Dwight Twilley And A Very Confused Bass Player Play “I’m On Fire”

Right around 1975 or so, this was a minor hit. Top twenty or so.

Like most hit songs, there’s nothing to it, really. If you quizzed fans of the song, and asked them to tell you the lyrics, they’d be able to sing-song the “hook,” you ain’t you ain’t you ain’t got no lover, which doesn’t sound like Shakespeare to my ear, and the three-word title, but the rest is basically unintelligible, and unintelligent, if you look it up. It’s the sort of song you could sing anything in if you were covering it, and no one would notice it. But pop songs aren’t often worth studying overmuch. It was raucous fun, and any four people could bang it out in the garage if you got the notion.

Of course Dwight and his friends got the idea of banging things out in their Tulsa garage by seeing A Hard Day’s Night, and figgering, “How hard can this be?” This song made it to the charts out of nowhere, while the band was trying to get famous doing something else, and then they started paying attention to it again, and the something else never materialized.

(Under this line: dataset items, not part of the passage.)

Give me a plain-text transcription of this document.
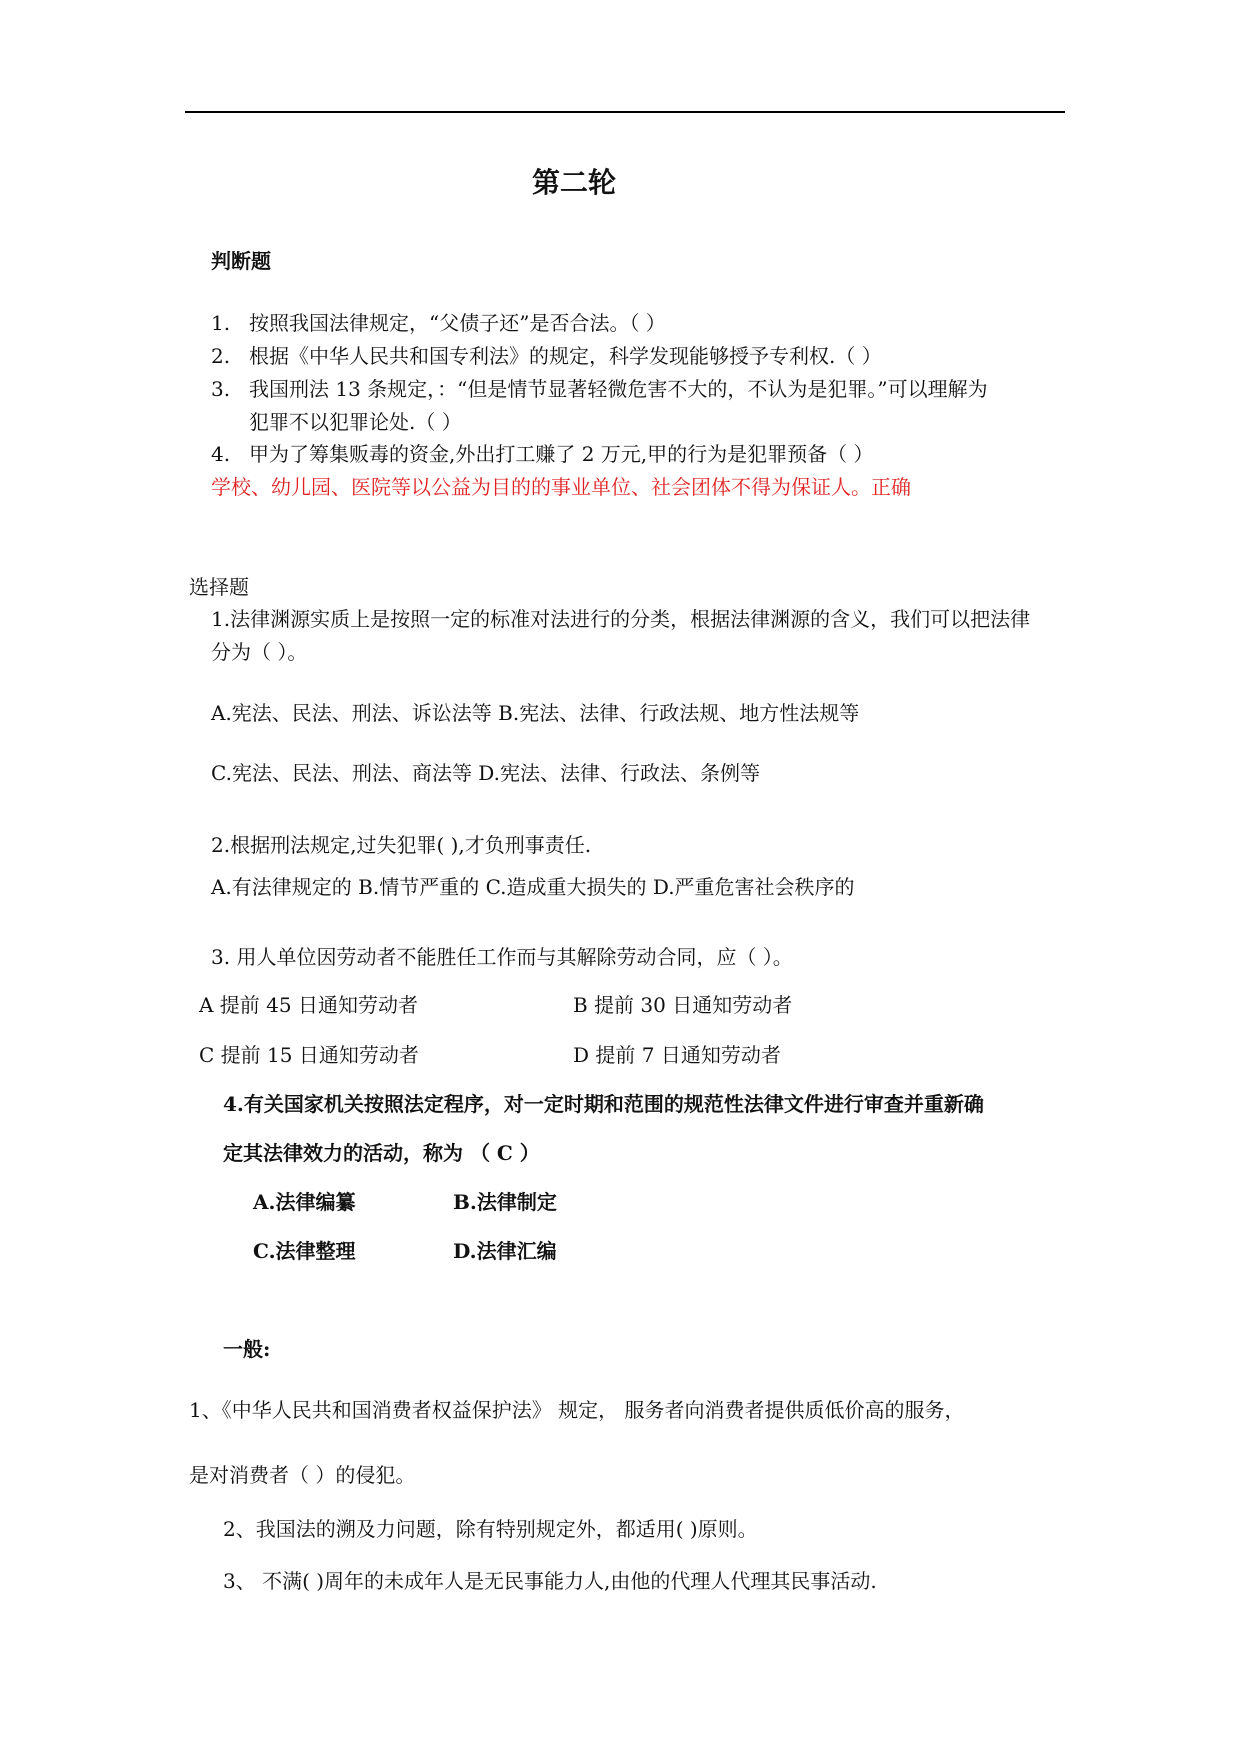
第二轮
判断题
1. 按照我国法律规定，“父债子还”是否合法。（ ）
2. 根据《中华人民共和国专利法》的规定，科学发现能够授予专利权.（ ）
3. 我国刑法 13 条规定，：“但是情节显著轻微危害不大的，不认为是犯罪。”可以理解为
犯罪不以犯罪论处.（ ）
4. 甲为了筹集贩毒的资金,外出打工赚了 2 万元,甲的行为是犯罪预备（ ）
学校、幼儿园、医院等以公益为目的的事业单位、社会团体不得为保证人。正确
选择题
1.法律渊源实质上是按照一定的标准对法进行的分类，根据法律渊源的含义，我们可以把法律
分为（ ）。
A.宪法、民法、刑法、诉讼法等 B.宪法、法律、行政法规、地方性法规等
C.宪法、民法、刑法、商法等 D.宪法、法律、行政法、条例等
2.根据刑法规定,过失犯罪( ),才负刑事责任.
A.有法律规定的 B.情节严重的 C.造成重大损失的 D.严重危害社会秩序的
3. 用人单位因劳动者不能胜任工作而与其解除劳动合同，应（ ）。
A 提前 45 日通知劳动者	B 提前 30 日通知劳动者
C 提前 15 日通知劳动者	D 提前 7 日通知劳动者
4.有关国家机关按照法定程序，对一定时期和范围的规范性法律文件进行审查并重新确
定其法律效力的活动，称为 （ C ）
A.法律编纂	B.法律制定
C.法律整理	D.法律汇编
一般:
1、《中华人民共和国消费者权益保护法》 规定， 服务者向消费者提供质低价高的服务，
是对消费者（ ）的侵犯。
2、我国法的溯及力问题，除有特别规定外，都适用( )原则。
3、 不满( )周年的未成年人是无民事能力人,由他的代理人代理其民事活动.
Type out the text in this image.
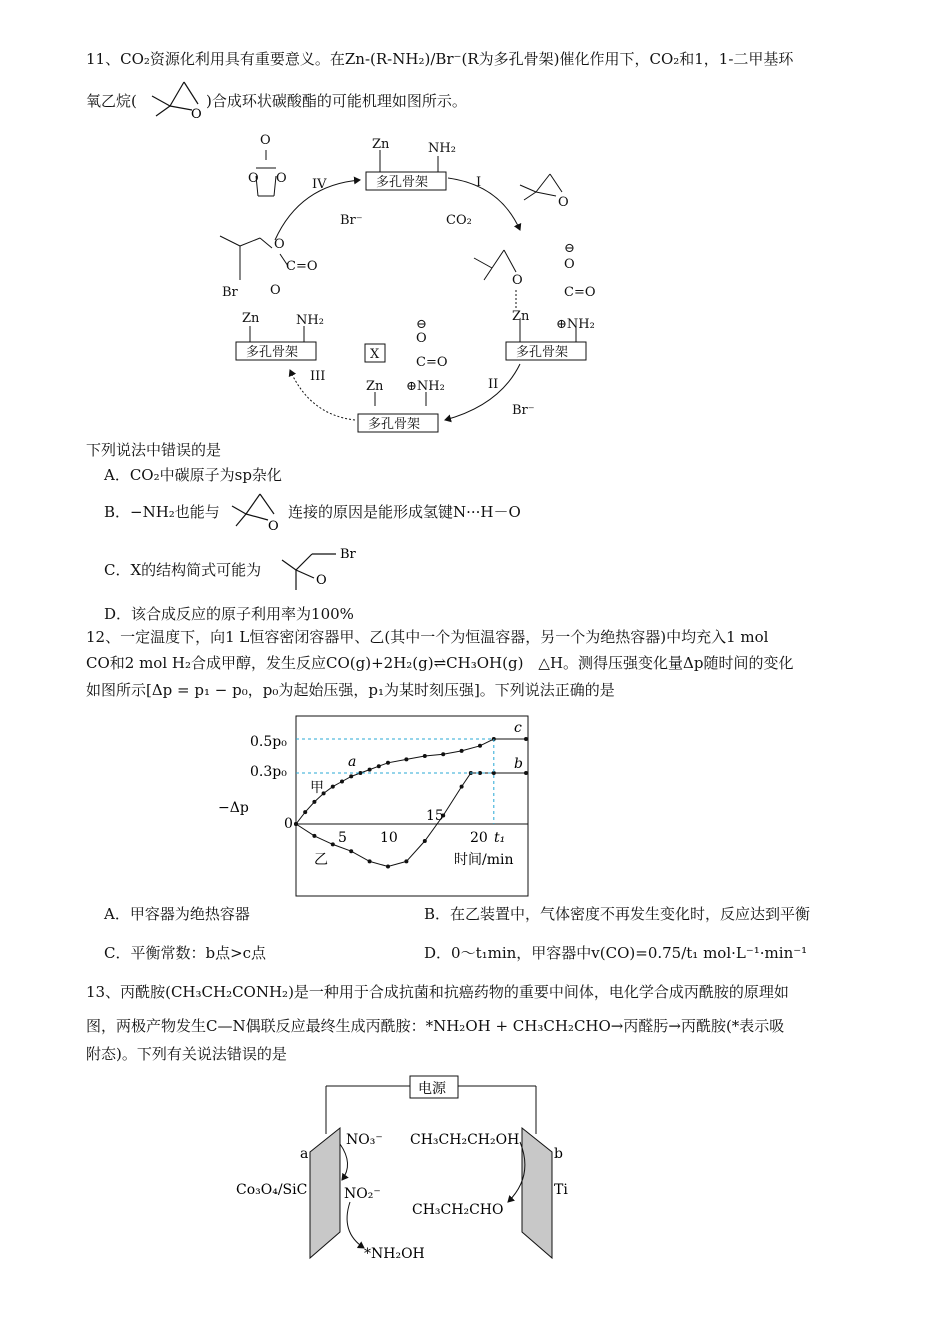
11、CO₂资源化利用具有重要意义。在Zn-(R-NH₂)/Br⁻(R为多孔骨架)催化作用下，CO₂和1，1-二甲基环
氧乙烷(
O
)合成环状碳酸酯的可能机理如图所示。
Zn	NH₂
多孔骨架
Zn
⊕NH₂
多孔骨架
Zn ⊕NH₂
多孔骨架
X
Zn	NH₂
多孔骨架
I
II
III
IV
CO₂
Br⁻
Br⁻
O
O
⊖
O
C=O
⊖
O
C=O
O
O O
Br
O
C=O
O
下列说法中错误的是
A．CO₂中碳原子为sp杂化
B．−NH₂也能与
O
连接的原因是能形成氢键N···H－O
C．X的结构简式可能为
Br
O
D．该合成反应的原子利用率为100%
12、一定温度下，向1 L恒容密闭容器甲、乙(其中一个为恒温容器，另一个为绝热容器)中均充入1 mol
CO和2 mol H₂合成甲醇，发生反应CO(g)+2H₂(g)⇌CH₃OH(g)　△H。测得压强变化量Δp随时间的变化
如图所示[Δp = p₁ − p₀，p₀为起始压强，p₁为某时刻压强]。下列说法正确的是
0.5p₀
0.3p₀
−Δp
0
5 10
15
20 t₁
时间/min
甲
乙
a	b
c
A．甲容器为绝热容器	B．在乙装置中，气体密度不再发生变化时，反应达到平衡
C．平衡常数：b点>c点	D．0～t₁min，甲容器中v(CO)=0.75/t₁ mol·L⁻¹·min⁻¹
13、丙酰胺(CH₃CH₂CONH₂)是一种用于合成抗菌和抗癌药物的重要中间体，电化学合成丙酰胺的原理如
图，两极产物发生C—N偶联反应最终生成丙酰胺：*NH₂OH + CH₃CH₂CHO→丙醛肟→丙酰胺(*表示吸
附态)。下列有关说法错误的是
电源
a	b
Co₃O₄/SiC	Ti
NO₃⁻
NO₂⁻
*NH₂OH
CH₃CH₂CH₂OH
CH₃CH₂CHO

It’s not hard to have a hit song, really.  It’s almost impossible to have a hit song, but it’s not hard. There is no way to tell what the public will like, or even what they’re willing to have shoved in their ear. Payola got bad songs played on the radio back in the day, but it wasn’t a slam-dunk way to make things popular. The record companies just tried everything to see what worked, and were satisfied with one million-seller out of a thousand tries. It wasn’t that difficult to get thrown at the wall thirty years ago. Deuced difficult to stick, though. I’m not sure exactly what alchemy is used now, although fake Twitter followers and bot-driven YouTube views seem to have supplanted having members of the band and their families calling the radio stations non-stop and requesting their own songs with a hankie over the receiver to disguise their voice. Time marches on.

This song was about the first thing Dwight Twilley ever did, and it’s the only thing that might even merit a trivia question about him. You could perhaps tease a second trivia question about the drummer and female singer in the video. They’re castaway Cowsills. You can hear the drummer playing and singing on other recordings that made the charts, too; that’s him on Tommy Tutone’s Jenny (867-5309),  another one-hit wonder in the same guitar/bass/drums vein.

The rock and roll machine has always been the musical version of The Million Monkey Theorem. It explains probability theory by positing that if a monkey hits keys at random on a typewriter keyboard for an infinite amount of time, it will almost surely type a given text, such as the complete works of William Shakespeare, eventually.

So I offer the Dwight Twilley Theorem to you, my readers. Here goes:

If an infinite number of garage bands are formed after watching a Beatles movie, and they hit notes at random on Telecasters and sing doggerel for an infinite amount of time, they’ll eventually get Casey Kasem to utter their name on AM radio after midnight on Sunday, even if their bass player doesn’t know what to do with his hands.

The corollary to this theorem is: Only the music store and Yoko Ono will end up with any money.